There are several different conditions that are associated for hypermobile joints. In this article, we will discuss only two, namely Benign Familial Joint Hypermobility Syndrome (BFJHS) and Ehlers-Danlos Syndrome Type III (EDS-III).
BFJHS and EDS-III are almost identical in presentation, being limited to joint hypermobility and skin hyperextensibility (skin very stretchy). Other causes of hypermobility, such as the other 8 types of EDS, Marfan Syndrome, and Osteogenesis Imperfecta, present with other systemic effects, to a lesser or greater degree.
Both BFJHS and EDS-III are inherited (genetic conditions). The proportion of people from a caucasian background with hypermobility is about 5%, while it can be as high as 38% in people of a middle eastern or south Asian background. BFJHS is more common in women than in men and reduces with age.
The Beighton Score is a series of 5 tests and a 9 point scale that has been used for many years to diagnose joint hypermobility. More recently (1998), this tool has been updated to include other measures such as physical features and historical observations and is called the Revised Brighton Criteria. It is believed that this new measure allows for more accurate diagnosis of BFJHS.

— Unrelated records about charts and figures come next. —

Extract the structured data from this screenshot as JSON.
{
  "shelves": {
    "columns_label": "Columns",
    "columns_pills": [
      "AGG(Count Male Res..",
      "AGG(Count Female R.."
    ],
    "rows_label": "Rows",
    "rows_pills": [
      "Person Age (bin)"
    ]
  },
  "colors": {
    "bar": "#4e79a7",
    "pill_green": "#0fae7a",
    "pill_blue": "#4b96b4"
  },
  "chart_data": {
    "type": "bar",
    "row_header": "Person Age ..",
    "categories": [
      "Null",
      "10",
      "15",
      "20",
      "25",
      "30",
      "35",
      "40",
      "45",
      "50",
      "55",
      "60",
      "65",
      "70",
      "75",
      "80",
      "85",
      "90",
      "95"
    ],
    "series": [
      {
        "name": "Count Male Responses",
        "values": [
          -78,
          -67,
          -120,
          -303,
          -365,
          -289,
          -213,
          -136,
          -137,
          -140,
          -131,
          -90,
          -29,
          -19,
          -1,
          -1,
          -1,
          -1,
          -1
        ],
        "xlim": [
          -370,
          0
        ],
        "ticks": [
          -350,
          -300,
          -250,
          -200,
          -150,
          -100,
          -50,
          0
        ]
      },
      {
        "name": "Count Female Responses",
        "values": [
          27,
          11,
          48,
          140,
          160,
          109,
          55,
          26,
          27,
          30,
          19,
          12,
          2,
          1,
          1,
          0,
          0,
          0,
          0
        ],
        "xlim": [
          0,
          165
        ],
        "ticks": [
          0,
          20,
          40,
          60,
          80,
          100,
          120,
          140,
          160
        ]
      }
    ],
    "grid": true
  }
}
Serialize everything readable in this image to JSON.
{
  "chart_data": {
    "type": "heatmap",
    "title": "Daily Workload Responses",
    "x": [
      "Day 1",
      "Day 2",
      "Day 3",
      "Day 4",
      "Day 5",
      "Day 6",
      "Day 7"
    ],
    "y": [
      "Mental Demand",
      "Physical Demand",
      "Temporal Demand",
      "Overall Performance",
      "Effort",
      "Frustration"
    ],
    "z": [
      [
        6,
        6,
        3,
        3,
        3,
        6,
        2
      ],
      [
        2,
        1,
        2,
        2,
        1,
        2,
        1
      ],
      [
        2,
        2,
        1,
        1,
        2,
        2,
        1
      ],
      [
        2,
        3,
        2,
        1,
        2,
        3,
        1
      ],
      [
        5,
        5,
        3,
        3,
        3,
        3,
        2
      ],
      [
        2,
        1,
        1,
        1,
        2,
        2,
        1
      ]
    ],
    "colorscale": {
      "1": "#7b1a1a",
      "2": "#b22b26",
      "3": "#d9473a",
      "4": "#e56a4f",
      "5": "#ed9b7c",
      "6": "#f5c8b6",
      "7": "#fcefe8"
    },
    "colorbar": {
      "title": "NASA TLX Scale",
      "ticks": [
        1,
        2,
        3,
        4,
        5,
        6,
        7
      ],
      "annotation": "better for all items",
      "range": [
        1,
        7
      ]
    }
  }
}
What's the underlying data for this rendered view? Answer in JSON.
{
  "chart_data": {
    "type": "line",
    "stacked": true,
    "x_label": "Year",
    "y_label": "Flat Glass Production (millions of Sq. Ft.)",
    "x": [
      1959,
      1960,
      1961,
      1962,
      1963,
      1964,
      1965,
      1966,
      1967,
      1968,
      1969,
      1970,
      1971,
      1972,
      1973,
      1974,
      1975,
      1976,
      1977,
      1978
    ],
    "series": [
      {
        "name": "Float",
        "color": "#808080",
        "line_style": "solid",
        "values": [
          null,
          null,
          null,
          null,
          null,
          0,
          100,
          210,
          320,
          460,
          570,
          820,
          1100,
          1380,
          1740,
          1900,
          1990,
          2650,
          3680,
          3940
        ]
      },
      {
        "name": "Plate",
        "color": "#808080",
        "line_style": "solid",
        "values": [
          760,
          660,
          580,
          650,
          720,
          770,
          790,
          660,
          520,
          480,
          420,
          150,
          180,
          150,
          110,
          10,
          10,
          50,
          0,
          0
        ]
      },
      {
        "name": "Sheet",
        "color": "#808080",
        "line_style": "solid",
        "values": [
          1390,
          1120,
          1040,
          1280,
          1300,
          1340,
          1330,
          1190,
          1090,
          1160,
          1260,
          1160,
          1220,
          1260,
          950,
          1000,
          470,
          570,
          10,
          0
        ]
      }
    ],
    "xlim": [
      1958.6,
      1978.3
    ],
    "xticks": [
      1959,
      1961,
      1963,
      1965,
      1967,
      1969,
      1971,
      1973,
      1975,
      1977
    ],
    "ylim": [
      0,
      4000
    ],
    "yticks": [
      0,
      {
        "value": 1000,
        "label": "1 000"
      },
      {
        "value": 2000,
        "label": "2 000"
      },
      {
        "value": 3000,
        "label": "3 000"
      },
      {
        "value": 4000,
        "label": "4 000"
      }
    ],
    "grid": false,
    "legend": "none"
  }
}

Hypermobility Syndrome arises from changes to Type I and Type III collagen leading to connective tissues in the skin and joints that possess less tensile strength, which is the amount of load or stress a tissue or material can tolerate before it stretches or breaks.
People with BFJHS and EDS Type III often bruise easily and have papery scars following injury. Repeated hyperextension of the joints can, over time, lead to mechanical joint damage. The majority of people with hypermobility syndrome have multiple, intermittent (comes and goes) joint and soft-tissue pains, both in the arms and legs, hands and feet, as well as the back and other areas. They are also more prone to joint dislocations, included ankle dislocation. As a result, people with joint hypermobility tend to develop the same issues as people without this conditions, such as tenosynovitis or arthralgia, but tend to so more frequently and more severely. There is also a link between joint hypermobility and the development of osteoarthritis.

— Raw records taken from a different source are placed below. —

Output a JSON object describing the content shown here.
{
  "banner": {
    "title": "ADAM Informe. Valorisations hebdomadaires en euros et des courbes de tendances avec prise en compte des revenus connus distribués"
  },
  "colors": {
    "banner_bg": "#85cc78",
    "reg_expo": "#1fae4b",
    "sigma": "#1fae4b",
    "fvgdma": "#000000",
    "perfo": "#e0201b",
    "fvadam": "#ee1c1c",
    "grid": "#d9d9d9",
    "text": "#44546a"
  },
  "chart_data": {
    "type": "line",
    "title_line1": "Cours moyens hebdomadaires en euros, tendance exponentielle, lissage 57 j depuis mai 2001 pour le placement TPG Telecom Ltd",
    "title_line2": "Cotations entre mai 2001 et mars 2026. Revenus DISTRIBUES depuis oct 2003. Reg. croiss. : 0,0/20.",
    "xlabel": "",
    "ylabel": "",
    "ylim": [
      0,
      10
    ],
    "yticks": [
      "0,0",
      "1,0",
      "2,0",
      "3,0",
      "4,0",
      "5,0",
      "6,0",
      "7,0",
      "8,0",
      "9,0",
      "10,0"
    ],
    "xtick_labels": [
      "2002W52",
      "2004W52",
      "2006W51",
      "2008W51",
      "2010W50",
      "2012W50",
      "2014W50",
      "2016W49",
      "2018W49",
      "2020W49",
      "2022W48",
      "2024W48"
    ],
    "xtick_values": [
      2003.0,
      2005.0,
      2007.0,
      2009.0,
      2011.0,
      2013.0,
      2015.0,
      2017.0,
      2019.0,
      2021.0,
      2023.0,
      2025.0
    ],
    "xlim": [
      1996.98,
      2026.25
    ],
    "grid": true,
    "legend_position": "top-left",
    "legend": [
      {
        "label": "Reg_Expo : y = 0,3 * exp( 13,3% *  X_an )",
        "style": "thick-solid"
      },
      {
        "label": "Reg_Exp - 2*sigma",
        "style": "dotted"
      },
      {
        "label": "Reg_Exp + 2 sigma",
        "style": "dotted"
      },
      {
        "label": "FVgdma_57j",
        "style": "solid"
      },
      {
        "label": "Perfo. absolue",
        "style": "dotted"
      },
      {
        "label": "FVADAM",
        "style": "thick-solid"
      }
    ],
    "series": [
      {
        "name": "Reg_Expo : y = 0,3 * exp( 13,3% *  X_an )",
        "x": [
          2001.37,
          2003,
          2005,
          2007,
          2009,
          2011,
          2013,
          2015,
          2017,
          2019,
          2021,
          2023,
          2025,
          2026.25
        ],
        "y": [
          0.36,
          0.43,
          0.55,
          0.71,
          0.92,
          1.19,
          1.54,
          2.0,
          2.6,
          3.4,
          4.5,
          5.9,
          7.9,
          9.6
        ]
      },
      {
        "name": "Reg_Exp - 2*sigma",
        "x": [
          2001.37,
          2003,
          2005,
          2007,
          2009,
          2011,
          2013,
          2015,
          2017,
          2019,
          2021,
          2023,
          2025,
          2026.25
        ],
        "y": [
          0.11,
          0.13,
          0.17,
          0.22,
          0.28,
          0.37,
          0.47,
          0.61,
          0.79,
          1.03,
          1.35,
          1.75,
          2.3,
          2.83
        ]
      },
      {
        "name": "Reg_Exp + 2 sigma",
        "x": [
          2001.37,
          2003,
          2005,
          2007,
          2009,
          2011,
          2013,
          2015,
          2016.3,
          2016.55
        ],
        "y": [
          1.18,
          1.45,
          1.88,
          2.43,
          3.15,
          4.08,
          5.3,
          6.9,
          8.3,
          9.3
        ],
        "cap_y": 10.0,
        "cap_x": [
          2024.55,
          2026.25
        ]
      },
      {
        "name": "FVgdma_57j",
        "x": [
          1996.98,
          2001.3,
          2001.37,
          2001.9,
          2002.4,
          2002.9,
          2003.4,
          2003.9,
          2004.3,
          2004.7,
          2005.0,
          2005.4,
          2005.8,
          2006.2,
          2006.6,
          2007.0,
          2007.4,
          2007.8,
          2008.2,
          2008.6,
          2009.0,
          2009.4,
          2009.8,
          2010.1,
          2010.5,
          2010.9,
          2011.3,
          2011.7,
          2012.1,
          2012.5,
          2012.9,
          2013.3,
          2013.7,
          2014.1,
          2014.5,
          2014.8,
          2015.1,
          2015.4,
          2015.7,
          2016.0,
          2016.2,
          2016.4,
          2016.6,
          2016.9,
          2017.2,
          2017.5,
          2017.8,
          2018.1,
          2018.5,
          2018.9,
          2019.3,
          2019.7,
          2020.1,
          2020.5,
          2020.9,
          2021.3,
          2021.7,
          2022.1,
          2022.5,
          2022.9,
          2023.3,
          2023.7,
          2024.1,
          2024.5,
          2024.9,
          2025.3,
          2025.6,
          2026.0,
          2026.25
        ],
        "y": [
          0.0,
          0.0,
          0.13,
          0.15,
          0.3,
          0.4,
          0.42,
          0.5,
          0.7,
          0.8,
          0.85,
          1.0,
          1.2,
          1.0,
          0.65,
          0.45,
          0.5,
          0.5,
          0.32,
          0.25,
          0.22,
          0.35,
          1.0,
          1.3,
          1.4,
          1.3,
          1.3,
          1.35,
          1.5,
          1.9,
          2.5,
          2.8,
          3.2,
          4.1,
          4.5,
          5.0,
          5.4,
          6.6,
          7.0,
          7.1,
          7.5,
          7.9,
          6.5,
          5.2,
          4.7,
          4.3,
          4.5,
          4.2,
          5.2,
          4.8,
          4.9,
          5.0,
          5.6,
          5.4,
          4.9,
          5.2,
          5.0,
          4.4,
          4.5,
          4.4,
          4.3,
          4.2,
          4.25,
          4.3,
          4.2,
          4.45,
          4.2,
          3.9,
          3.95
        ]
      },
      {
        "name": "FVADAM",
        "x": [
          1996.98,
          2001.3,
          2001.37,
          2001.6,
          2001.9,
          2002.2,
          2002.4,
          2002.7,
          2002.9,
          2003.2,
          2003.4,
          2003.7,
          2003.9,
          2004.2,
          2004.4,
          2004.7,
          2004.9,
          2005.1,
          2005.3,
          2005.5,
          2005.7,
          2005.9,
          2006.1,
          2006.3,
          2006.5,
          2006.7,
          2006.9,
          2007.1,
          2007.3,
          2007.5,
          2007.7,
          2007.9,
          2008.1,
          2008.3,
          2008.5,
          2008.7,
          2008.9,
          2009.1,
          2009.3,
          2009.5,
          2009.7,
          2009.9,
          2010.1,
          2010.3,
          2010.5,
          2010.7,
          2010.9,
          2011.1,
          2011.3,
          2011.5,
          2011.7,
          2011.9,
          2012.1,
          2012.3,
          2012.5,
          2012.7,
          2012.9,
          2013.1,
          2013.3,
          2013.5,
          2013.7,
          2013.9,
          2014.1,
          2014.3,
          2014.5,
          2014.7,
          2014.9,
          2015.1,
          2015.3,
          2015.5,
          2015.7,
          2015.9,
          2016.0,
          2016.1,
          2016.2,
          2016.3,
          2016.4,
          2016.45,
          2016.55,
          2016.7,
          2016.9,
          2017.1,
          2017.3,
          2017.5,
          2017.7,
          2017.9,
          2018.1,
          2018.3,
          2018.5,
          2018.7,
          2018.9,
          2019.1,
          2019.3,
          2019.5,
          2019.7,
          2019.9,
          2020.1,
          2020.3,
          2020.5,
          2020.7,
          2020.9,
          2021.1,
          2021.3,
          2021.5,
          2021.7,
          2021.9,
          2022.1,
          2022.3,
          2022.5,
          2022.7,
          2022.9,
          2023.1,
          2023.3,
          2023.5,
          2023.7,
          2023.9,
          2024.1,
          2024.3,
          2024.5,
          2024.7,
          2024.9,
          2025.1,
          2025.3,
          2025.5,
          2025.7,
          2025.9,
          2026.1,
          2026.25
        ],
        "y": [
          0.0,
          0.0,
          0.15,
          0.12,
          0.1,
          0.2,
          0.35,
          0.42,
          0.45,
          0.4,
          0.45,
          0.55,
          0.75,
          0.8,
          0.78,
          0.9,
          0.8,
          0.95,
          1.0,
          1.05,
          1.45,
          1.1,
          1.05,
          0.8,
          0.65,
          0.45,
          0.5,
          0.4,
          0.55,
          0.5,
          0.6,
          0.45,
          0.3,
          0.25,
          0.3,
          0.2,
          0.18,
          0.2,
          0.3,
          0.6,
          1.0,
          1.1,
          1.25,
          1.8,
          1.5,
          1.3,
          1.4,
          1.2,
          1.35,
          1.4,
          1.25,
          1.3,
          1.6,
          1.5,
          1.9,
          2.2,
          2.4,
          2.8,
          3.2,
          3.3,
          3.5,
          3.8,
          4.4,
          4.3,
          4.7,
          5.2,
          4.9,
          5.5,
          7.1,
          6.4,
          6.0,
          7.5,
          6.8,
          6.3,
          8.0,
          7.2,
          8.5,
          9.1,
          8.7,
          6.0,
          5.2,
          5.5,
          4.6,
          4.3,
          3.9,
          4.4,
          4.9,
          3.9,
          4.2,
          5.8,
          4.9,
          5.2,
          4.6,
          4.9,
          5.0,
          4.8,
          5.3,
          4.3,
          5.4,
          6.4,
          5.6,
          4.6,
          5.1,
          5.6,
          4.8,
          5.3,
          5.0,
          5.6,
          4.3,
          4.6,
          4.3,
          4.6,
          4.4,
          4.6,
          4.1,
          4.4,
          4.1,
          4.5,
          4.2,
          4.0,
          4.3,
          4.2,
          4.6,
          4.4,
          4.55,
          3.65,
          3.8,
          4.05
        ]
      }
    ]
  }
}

Treatment for hypermobility syndrome is limited. This may include physical exercises to strengthen the muscles and tissues around the joints (these will need to be done indefinitely), occupational therapy, NSAIDs (non-steroidal anti-inflammatory drugs, such as ibuprofen), and corticosteroid injections. Exercises need to be tailored to each individual by a trained professional, as doing so incorrectly can increase the severity of problems. It has also been noted that people with BFJHS tend to have poor proprioceptive capabilities, which can be improved with appropriate exercises. Some people with joint hypermobility may develop chronic pain or fibromyalgia.
Ankle and foot hypermobility is reported to affect about 60-94% of persons with hypermobility syndrome. The prevalence of pes planus (structural flat foot) may also be higher in persons with hypermobility. Pain in the joints of the foot, especially the midfoot, and the ankle, are common. Hypermobility in the large joints of the lower limb, such as the knee, is common and can lead to musculoskeletal symptoms and reduced quality of life (e.g. knee pain, ankle pain, hip pain).
Podiatric management of BFJHS and EDS Type III, as well as joint hypermobility from other causes may include the use of casted or non-casted functional foot orthoses (insoles), therapeutic exercises, padding and strapping, as well as pain management using acupuncture, corticosteroid injections, ultrasound or Shockwave Therapy, and similar means.